Good evening folks!
The databases I'm responsible for contain a lot of data and I find myself frequently needing to resort to boring stuff like raw row fetching to create large reports or otherwise handle a lot of data. But sometimes, even that isn't enough - an array of ten million items is difficult for any application to handle, even though the ten million objects are just NSDictionaries/raw rows. Besides - working with raw rows is no fun. I'm spoiled by years of EOF-y goodness.
So, yesterday I wrote the attached class to handle massive amounts of data.
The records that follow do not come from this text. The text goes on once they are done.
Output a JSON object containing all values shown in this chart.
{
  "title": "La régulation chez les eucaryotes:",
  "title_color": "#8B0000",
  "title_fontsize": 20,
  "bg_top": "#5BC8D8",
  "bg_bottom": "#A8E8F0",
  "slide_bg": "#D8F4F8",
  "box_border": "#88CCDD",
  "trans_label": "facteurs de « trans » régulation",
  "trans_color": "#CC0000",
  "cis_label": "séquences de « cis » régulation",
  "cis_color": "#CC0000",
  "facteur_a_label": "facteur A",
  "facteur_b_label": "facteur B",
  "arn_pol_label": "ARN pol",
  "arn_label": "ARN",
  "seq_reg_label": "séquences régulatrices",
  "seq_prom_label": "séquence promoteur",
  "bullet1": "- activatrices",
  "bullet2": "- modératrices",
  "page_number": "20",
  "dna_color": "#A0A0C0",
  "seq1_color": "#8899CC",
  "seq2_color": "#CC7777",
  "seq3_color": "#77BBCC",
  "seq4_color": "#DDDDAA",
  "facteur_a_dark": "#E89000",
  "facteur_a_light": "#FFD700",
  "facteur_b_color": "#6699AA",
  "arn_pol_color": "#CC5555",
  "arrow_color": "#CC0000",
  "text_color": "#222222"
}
It is by no means perfect - if you have a table of ten million rows, the primary keys for these rows are all fetched from the DB, creating quite an array (if anyone has a solution for that, I'd *love* to hear it).
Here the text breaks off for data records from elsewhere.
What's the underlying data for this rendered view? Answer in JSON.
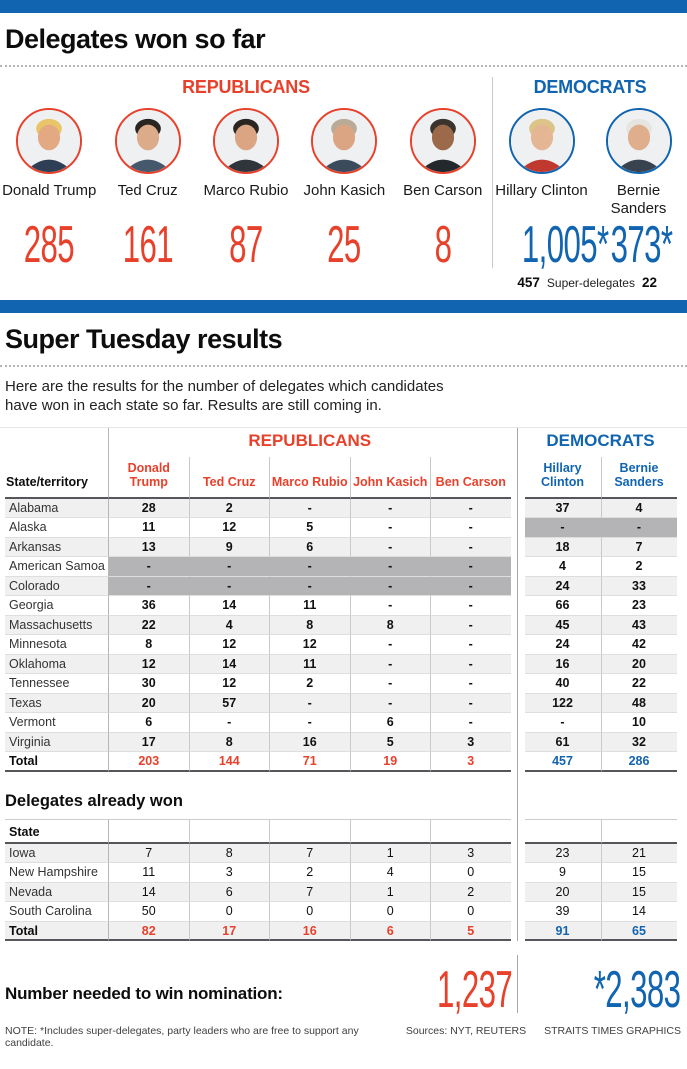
{
  "colors": {
    "republican_red": "#e8412b",
    "democrat_blue": "#1164b0",
    "na_gray": "#b4b4b6",
    "band_gray": "#f0f0f0"
  },
  "header": {
    "title": "Delegates won so far",
    "republicans_label": "REPUBLICANS",
    "democrats_label": "DEMOCRATS",
    "republican_candidates": [
      {
        "name": "Donald Trump",
        "delegates": "285",
        "hair": "#e9c469",
        "skin": "#e3a983",
        "suit": "#2e3f55"
      },
      {
        "name": "Ted Cruz",
        "delegates": "161",
        "hair": "#2b2522",
        "skin": "#dcab89",
        "suit": "#46586b"
      },
      {
        "name": "Marco Rubio",
        "delegates": "87",
        "hair": "#2b2522",
        "skin": "#dba583",
        "suit": "#30353b"
      },
      {
        "name": "John Kasich",
        "delegates": "25",
        "hair": "#b9ab97",
        "skin": "#dba583",
        "suit": "#3c4b5c"
      },
      {
        "name": "Ben Carson",
        "delegates": "8",
        "hair": "#3a332e",
        "skin": "#9c6a4a",
        "suit": "#23282d"
      }
    ],
    "democrat_candidates": [
      {
        "name": "Hillary Clinton",
        "delegates": "1,005*",
        "hair": "#dcc387",
        "skin": "#e5b694",
        "suit": "#c0392f"
      },
      {
        "name": "Bernie Sanders",
        "delegates": "373*",
        "hair": "#e6e4e0",
        "skin": "#dfae8d",
        "suit": "#39434f"
      }
    ],
    "superdelegates": {
      "clinton": "457",
      "label": "Super-delegates",
      "sanders": "22"
    }
  },
  "super_tuesday": {
    "title": "Super Tuesday results",
    "description_line1": "Here are the results for the number of delegates which candidates",
    "description_line2": "have won in each state so far. Results are still coming in.",
    "table": {
      "state_col_header": "State/territory",
      "republicans_label": "REPUBLICANS",
      "democrats_label": "DEMOCRATS",
      "gop_columns": [
        "Donald Trump",
        "Ted Cruz",
        "Marco Rubio",
        "John Kasich",
        "Ben Carson"
      ],
      "dem_columns": [
        "Hillary Clinton",
        "Bernie Sanders"
      ],
      "rows": [
        {
          "state": "Alabama",
          "gop": [
            "28",
            "2",
            "-",
            "-",
            "-"
          ],
          "dem": [
            "37",
            "4"
          ]
        },
        {
          "state": "Alaska",
          "gop": [
            "11",
            "12",
            "5",
            "-",
            "-"
          ],
          "dem": [
            "-",
            "-"
          ],
          "dem_na": true
        },
        {
          "state": "Arkansas",
          "gop": [
            "13",
            "9",
            "6",
            "-",
            "-"
          ],
          "dem": [
            "18",
            "7"
          ]
        },
        {
          "state": "American Samoa",
          "gop": [
            "-",
            "-",
            "-",
            "-",
            "-"
          ],
          "gop_na": true,
          "dem": [
            "4",
            "2"
          ]
        },
        {
          "state": "Colorado",
          "gop": [
            "-",
            "-",
            "-",
            "-",
            "-"
          ],
          "gop_na": true,
          "dem": [
            "24",
            "33"
          ]
        },
        {
          "state": "Georgia",
          "gop": [
            "36",
            "14",
            "11",
            "-",
            "-"
          ],
          "dem": [
            "66",
            "23"
          ]
        },
        {
          "state": "Massachusetts",
          "gop": [
            "22",
            "4",
            "8",
            "8",
            "-"
          ],
          "dem": [
            "45",
            "43"
          ]
        },
        {
          "state": "Minnesota",
          "gop": [
            "8",
            "12",
            "12",
            "-",
            "-"
          ],
          "dem": [
            "24",
            "42"
          ]
        },
        {
          "state": "Oklahoma",
          "gop": [
            "12",
            "14",
            "11",
            "-",
            "-"
          ],
          "dem": [
            "16",
            "20"
          ]
        },
        {
          "state": "Tennessee",
          "gop": [
            "30",
            "12",
            "2",
            "-",
            "-"
          ],
          "dem": [
            "40",
            "22"
          ]
        },
        {
          "state": "Texas",
          "gop": [
            "20",
            "57",
            "-",
            "-",
            "-"
          ],
          "dem": [
            "122",
            "48"
          ]
        },
        {
          "state": "Vermont",
          "gop": [
            "6",
            "-",
            "-",
            "6",
            "-"
          ],
          "dem": [
            "-",
            "10"
          ]
        },
        {
          "state": "Virginia",
          "gop": [
            "17",
            "8",
            "16",
            "5",
            "3"
          ],
          "dem": [
            "61",
            "32"
          ]
        }
      ],
      "total": {
        "label": "Total",
        "gop": [
          "203",
          "144",
          "71",
          "19",
          "3"
        ],
        "dem": [
          "457",
          "286"
        ]
      }
    }
  },
  "already_won": {
    "title": "Delegates already won",
    "state_col_header": "State",
    "rows": [
      {
        "state": "Iowa",
        "gop": [
          "7",
          "8",
          "7",
          "1",
          "3"
        ],
        "dem": [
          "23",
          "21"
        ]
      },
      {
        "state": "New Hampshire",
        "gop": [
          "11",
          "3",
          "2",
          "4",
          "0"
        ],
        "dem": [
          "9",
          "15"
        ]
      },
      {
        "state": "Nevada",
        "gop": [
          "14",
          "6",
          "7",
          "1",
          "2"
        ],
        "dem": [
          "20",
          "15"
        ]
      },
      {
        "state": "South Carolina",
        "gop": [
          "50",
          "0",
          "0",
          "0",
          "0"
        ],
        "dem": [
          "39",
          "14"
        ]
      }
    ],
    "total": {
      "label": "Total",
      "gop": [
        "82",
        "17",
        "16",
        "6",
        "5"
      ],
      "dem": [
        "91",
        "65"
      ]
    }
  },
  "nomination": {
    "label": "Number needed to win nomination:",
    "gop_number": "1,237",
    "dem_number": "*2,383"
  },
  "footer": {
    "note": "NOTE: *Includes super-delegates, party leaders who are free to support any candidate.",
    "sources": "Sources: NYT, REUTERS",
    "credit": "STRAITS TIMES GRAPHICS"
  },
  "chart_data": [
    {
      "type": "table",
      "title": "Delegates won so far",
      "categories": [
        "Donald Trump",
        "Ted Cruz",
        "Marco Rubio",
        "John Kasich",
        "Ben Carson",
        "Hillary Clinton",
        "Bernie Sanders"
      ],
      "values": [
        285,
        161,
        87,
        25,
        8,
        1005,
        373
      ],
      "notes": "* Includes super-delegates: Clinton 457, Sanders 22"
    },
    {
      "type": "table",
      "title": "Super Tuesday results",
      "columns": [
        "State/territory",
        "Donald Trump",
        "Ted Cruz",
        "Marco Rubio",
        "John Kasich",
        "Ben Carson",
        "Hillary Clinton",
        "Bernie Sanders"
      ],
      "rows": [
        [
          "Alabama",
          "28",
          "2",
          "-",
          "-",
          "-",
          "37",
          "4"
        ],
        [
          "Alaska",
          "11",
          "12",
          "5",
          "-",
          "-",
          "-",
          "-"
        ],
        [
          "Arkansas",
          "13",
          "9",
          "6",
          "-",
          "-",
          "18",
          "7"
        ],
        [
          "American Samoa",
          "-",
          "-",
          "-",
          "-",
          "-",
          "4",
          "2"
        ],
        [
          "Colorado",
          "-",
          "-",
          "-",
          "-",
          "-",
          "24",
          "33"
        ],
        [
          "Georgia",
          "36",
          "14",
          "11",
          "-",
          "-",
          "66",
          "23"
        ],
        [
          "Massachusetts",
          "22",
          "4",
          "8",
          "8",
          "-",
          "45",
          "43"
        ],
        [
          "Minnesota",
          "8",
          "12",
          "12",
          "-",
          "-",
          "24",
          "42"
        ],
        [
          "Oklahoma",
          "12",
          "14",
          "11",
          "-",
          "-",
          "16",
          "20"
        ],
        [
          "Tennessee",
          "30",
          "12",
          "2",
          "-",
          "-",
          "40",
          "22"
        ],
        [
          "Texas",
          "20",
          "57",
          "-",
          "-",
          "-",
          "122",
          "48"
        ],
        [
          "Vermont",
          "6",
          "-",
          "-",
          "6",
          "-",
          "-",
          "10"
        ],
        [
          "Virginia",
          "17",
          "8",
          "16",
          "5",
          "3",
          "61",
          "32"
        ],
        [
          "Total",
          "203",
          "144",
          "71",
          "19",
          "3",
          "457",
          "286"
        ]
      ]
    },
    {
      "type": "table",
      "title": "Delegates already won",
      "columns": [
        "State",
        "Donald Trump",
        "Ted Cruz",
        "Marco Rubio",
        "John Kasich",
        "Ben Carson",
        "Hillary Clinton",
        "Bernie Sanders"
      ],
      "rows": [
        [
          "Iowa",
          "7",
          "8",
          "7",
          "1",
          "3",
          "23",
          "21"
        ],
        [
          "New Hampshire",
          "11",
          "3",
          "2",
          "4",
          "0",
          "9",
          "15"
        ],
        [
          "Nevada",
          "14",
          "6",
          "7",
          "1",
          "2",
          "20",
          "15"
        ],
        [
          "South Carolina",
          "50",
          "0",
          "0",
          "0",
          "0",
          "39",
          "14"
        ],
        [
          "Total",
          "82",
          "17",
          "16",
          "6",
          "5",
          "91",
          "65"
        ]
      ]
    },
    {
      "type": "table",
      "title": "Number needed to win nomination",
      "rows": [
        [
          "Republicans",
          "1,237"
        ],
        [
          "Democrats",
          "*2,383"
        ]
      ]
    }
  ]
}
It exports an entire table of roughly 2.000.000 rows from a 10 column DB table (creating a 500MB text file) in roughly four minutes on my MacBook Pro using a heap size of 400M. And this is an example of how you use it (the implementation of KMExportOperation is left as an exercise ;-):
public WOActionResults batchFetchAction() { EOEditingContext ec = ERXEC.newEditingContext(); KMMassiveOperation.Operation operation = new KMExportOperation( "/tmp/exported.csv", "\t", "\n", "UTF-8" ); KMMassiveOperation.start( ec, SomeEntity.class, null, null, operation ); return new WOResponse(); }
Anyway, I would love to hear how other folks are handling huge datasets. I would love fedback on the technique I'm using, and ieas for improvement would be great. Just about the only idea I'm not open to is "just use JDBC" ;-). I've been there and I don't want to be there. That's why I'm using EOF :-).
Cheers, - Hugi
// Hugi Thordarson
|